3. PLN harus melakukan efisiensi. Ketiadaan pesaing, karena PLN hanya menjadi pemain tunggal listrik nasional membuat PLN tidak kompetitif, malah cenderung merugi dan senantiasa menyusu kepada APBN. Keadaan ini sangat tidak baik. Sekedar untuk mengatur manajemen stok batubara saja tidak kompeten, apalagi harus bersaing menghadapi berbagai tantangan ke depan. Bagaimana jika sejumlah negara maju seperti Tiongkok, Jepang, Korea Selatan, dan Jerman segera memproduksi power bank untuk konsumsi listrik rumah tangga dengan harga murah? Atau harga solar panel menjadi lebih ekonomis, peran PLN pasti akan tergantikan, begitulah hukum alam, bagi yang tidak bisa berbenah mengikuti arah perubahan akan ditelan zaman.

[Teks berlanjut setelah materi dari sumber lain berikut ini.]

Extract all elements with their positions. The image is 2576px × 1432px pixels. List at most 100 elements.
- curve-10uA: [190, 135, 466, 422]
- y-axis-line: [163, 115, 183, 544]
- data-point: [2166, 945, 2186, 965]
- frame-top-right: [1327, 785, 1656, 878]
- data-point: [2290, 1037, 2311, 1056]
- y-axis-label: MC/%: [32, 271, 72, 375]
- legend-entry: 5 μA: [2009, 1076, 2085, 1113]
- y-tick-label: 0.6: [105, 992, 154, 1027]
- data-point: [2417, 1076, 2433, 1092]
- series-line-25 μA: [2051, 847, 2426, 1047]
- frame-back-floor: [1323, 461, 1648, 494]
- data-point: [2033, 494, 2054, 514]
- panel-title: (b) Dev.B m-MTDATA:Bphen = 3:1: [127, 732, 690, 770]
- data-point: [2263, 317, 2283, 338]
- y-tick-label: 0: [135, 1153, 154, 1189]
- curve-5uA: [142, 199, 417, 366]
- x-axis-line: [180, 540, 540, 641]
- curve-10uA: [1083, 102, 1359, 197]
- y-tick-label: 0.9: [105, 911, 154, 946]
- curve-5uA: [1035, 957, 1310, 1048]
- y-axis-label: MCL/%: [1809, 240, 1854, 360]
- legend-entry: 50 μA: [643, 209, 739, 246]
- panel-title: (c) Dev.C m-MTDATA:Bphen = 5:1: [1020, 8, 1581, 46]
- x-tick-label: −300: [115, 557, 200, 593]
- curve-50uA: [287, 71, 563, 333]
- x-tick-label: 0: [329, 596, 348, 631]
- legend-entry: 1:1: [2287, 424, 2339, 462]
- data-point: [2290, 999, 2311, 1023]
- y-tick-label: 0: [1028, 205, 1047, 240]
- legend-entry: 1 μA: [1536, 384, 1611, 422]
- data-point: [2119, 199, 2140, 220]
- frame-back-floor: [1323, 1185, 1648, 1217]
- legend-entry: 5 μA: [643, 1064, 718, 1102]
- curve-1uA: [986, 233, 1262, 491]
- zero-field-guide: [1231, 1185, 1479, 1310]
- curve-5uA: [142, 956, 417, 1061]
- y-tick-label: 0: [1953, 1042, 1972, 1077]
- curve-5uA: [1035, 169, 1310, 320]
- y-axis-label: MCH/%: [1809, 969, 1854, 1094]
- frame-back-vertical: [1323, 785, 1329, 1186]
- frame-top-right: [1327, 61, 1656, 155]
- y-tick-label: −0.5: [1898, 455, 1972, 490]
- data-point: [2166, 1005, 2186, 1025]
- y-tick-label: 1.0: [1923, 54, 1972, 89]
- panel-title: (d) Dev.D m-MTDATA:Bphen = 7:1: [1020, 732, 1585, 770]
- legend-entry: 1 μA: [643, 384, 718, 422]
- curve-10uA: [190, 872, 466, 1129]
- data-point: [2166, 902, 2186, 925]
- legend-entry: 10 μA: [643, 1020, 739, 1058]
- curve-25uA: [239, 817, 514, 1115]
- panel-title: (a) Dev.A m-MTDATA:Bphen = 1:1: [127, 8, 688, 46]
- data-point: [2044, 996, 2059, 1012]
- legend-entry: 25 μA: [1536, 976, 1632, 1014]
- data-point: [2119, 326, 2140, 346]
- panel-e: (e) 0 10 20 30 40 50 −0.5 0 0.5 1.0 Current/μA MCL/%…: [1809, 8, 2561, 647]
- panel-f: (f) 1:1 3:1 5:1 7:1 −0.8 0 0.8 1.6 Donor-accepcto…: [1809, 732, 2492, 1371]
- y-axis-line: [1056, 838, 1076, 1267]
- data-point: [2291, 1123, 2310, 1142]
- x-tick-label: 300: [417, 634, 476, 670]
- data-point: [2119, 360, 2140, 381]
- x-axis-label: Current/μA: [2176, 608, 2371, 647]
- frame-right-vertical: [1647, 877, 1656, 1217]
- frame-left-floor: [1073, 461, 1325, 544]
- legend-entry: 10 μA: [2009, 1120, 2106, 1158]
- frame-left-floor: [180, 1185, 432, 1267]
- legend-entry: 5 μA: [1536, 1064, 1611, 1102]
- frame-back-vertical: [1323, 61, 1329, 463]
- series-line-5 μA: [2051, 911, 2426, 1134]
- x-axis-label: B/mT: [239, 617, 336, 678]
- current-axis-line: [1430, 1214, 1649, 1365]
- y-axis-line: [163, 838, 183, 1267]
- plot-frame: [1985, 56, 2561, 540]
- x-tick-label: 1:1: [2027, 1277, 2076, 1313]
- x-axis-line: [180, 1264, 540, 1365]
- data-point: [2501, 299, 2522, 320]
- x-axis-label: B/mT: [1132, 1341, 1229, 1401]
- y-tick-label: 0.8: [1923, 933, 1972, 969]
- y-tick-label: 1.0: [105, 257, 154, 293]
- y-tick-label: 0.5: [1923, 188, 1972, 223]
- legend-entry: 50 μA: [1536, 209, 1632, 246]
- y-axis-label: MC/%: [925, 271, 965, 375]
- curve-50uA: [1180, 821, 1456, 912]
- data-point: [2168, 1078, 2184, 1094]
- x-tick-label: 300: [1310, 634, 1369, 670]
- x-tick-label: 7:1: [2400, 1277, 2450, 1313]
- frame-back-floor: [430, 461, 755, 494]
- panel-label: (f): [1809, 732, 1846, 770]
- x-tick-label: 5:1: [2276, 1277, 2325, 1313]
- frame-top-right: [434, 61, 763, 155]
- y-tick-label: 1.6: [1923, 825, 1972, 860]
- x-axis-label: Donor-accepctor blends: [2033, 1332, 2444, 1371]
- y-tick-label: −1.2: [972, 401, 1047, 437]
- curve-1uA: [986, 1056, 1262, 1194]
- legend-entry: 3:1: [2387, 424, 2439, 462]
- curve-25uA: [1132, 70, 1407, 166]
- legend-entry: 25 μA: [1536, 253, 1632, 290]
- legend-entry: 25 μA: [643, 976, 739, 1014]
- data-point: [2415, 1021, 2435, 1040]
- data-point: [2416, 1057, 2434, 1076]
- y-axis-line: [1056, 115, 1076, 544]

4. Akibat kebijakan pelarangan ekspor ini kita tidak bisa menikmati berkah devisa. Padahal peluang devisa yang kita dapatkan dari ekspor batubara USD 3 miliar/ bulan. Hal ini belum menghitung pendapatan pajak dan bukan pajak yang didapatkan oleh pemerintah. Padahal dari sisi fiskal pendapatan negara itu sangat kita butuhkan pada tahun 2022 untuk membenahi fiskal kita akibat terkoreksi oleh beban pembiayaan utang yang besar akibat pandemi Covid19.
5. Pelarangan ekspor batubara akan menjadi beban para perusahaan perkapalan. Menurut hitungan para pelaku perkapalan, perusahaan akan terkena biaya tambahan penambahan waktu pemakaian (demurrage) yang cukup besar (US$20,000 - US$40,000 per hari per kapal) yang akan membebani perusahaan-perusahaan pengekspor.
6. Reputasi dan kehandalan Indonesia sebagai pemasok batubara dunia akan dipertanyakan. Sehingga berbagai komitmen pembelian batubara dari Indonesia akan dipertanyakan. Para eksportir batubara pasti akan kena penalty akibat kebijakan penghentian pengiriman. Alih alih menikmati berkah kenaikan batubara, mereka malah kena getah penalty dari buyer di luar negeri.
Demikian, agar pertimbangan pertimbangan di atas dapat menjadi catatan serius kepada Kementerian ESDM dan PLN ke depan.